A serra da Arrábida, vista do mar, tem o mais belo relevo de qualquer serra portuguesa. Mas quem a observe de terra vê uma serra dilacerada de morte por dois gigantescos cancros: a cimenteira da Secil e as pedreiras de Sesimbra, monstruosas feridas na paisagem que só com artes mágicas de cinematografia conseguem ser escondidas. E estas chagas continuarão a miná-la até à morte, com o beneplácito do Estado, que prorroga as concessões e agrava os cancros. Mas, para parecer virtuoso, apoia este concurso através dos seus institutos e ministérios, com a benevolência das associações ambientalistas, num comportamento de ecoprostituição sem paralelo.

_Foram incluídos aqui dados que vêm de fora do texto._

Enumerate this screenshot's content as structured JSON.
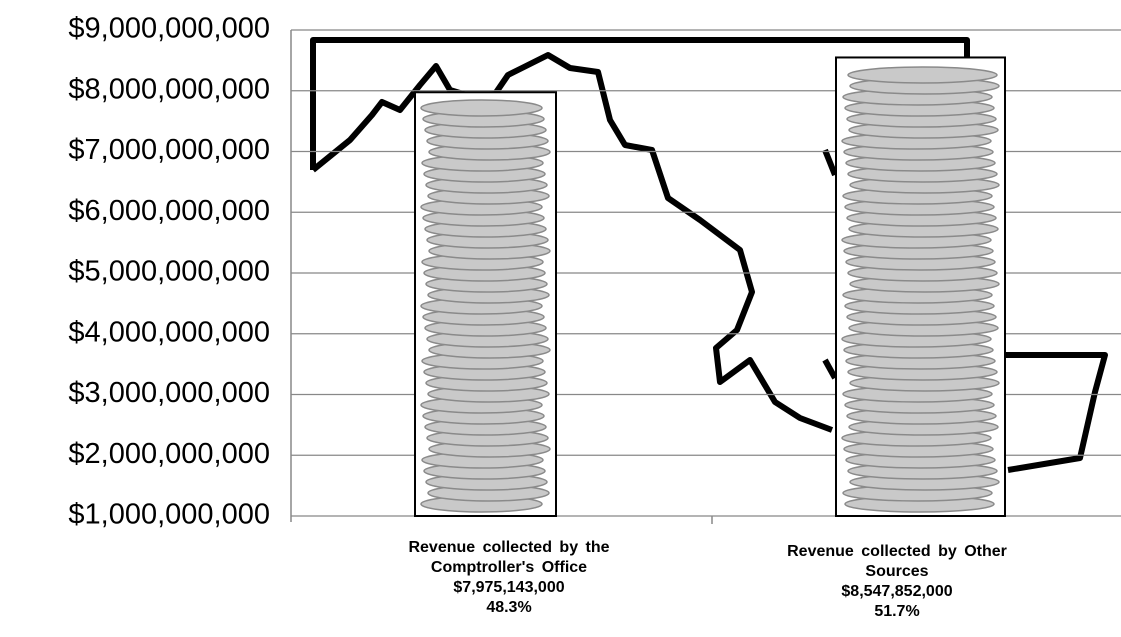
{
  "chart_data": {
    "type": "bar",
    "categories": [
      "Revenue collected by the Comptroller's Office",
      "Revenue collected by Other Sources"
    ],
    "values": [
      7975143000,
      8547852000
    ],
    "value_labels": [
      "$7,975,143,000",
      "$8,547,852,000"
    ],
    "share_labels": [
      "48.3%",
      "51.7%"
    ],
    "ylim": [
      1000000000,
      9000000000
    ],
    "yticks": [
      {
        "value": 1000000000,
        "label": "$1,000,000,000"
      },
      {
        "value": 2000000000,
        "label": "$2,000,000,000"
      },
      {
        "value": 3000000000,
        "label": "$3,000,000,000"
      },
      {
        "value": 4000000000,
        "label": "$4,000,000,000"
      },
      {
        "value": 5000000000,
        "label": "$5,000,000,000"
      },
      {
        "value": 6000000000,
        "label": "$6,000,000,000"
      },
      {
        "value": 7000000000,
        "label": "$7,000,000,000"
      },
      {
        "value": 8000000000,
        "label": "$8,000,000,000"
      },
      {
        "value": 9000000000,
        "label": "$9,000,000,000"
      }
    ],
    "grid": true
  }
}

Na categoria praias e falésias, a história repete-se. O Portinho da Arrábida já foi talvez a mais bela praia da Europa, mas por infantil desentendimento entre as autoridades locais - Câmara Municipal de Setúbal, Parque Natural da Arrábida, Administração Regional Hidrográfica e Porto de Setúbal, entre outras - o panorama actual é dantesco. Quem hoje visita o Portinho da Arrábida encontra pela frente um trânsito caótico, acessos pedonais desmoronados e dezenas de sinais de aviso de derrocada de falésias. A floresta mediterrânica, única no País, coberta de mato e lixo e pronta a arder a qualquer momento, serve também de sanitário aos utentes da praia e alberga várias matilhas de cães selvagens. Estes dizimaram toda a fauna autóctone e protegida, representando ainda um gravíssimo problema de saúde pública. Mais desoladora, paradoxal mesmo, é a candidatura na categoria praias: é que não há areia no Portinho, substituída nos últimos anos por um infinito mar, mas de calhaus, resultado de intervenções mal calculadas ao longo da costa e de dragagens anuais a menos de mil metros da praia. O que diria João Bénard da Costa se hoje visse o Portinho por si apaixonadamente descrito como "quilómetros de praia deserta, até à duna imensa do Creiro em frente da Pedra da Anicha", duna igualmente desaparecida no último Inverno? Por fim, a pouca areia que resta na praia encontra-se coberta de lixo por falta de civismo dos visitantes, mas também por falta de qualquer esforço de limpeza ou prevenção por parte de quem dela deveria cuidar.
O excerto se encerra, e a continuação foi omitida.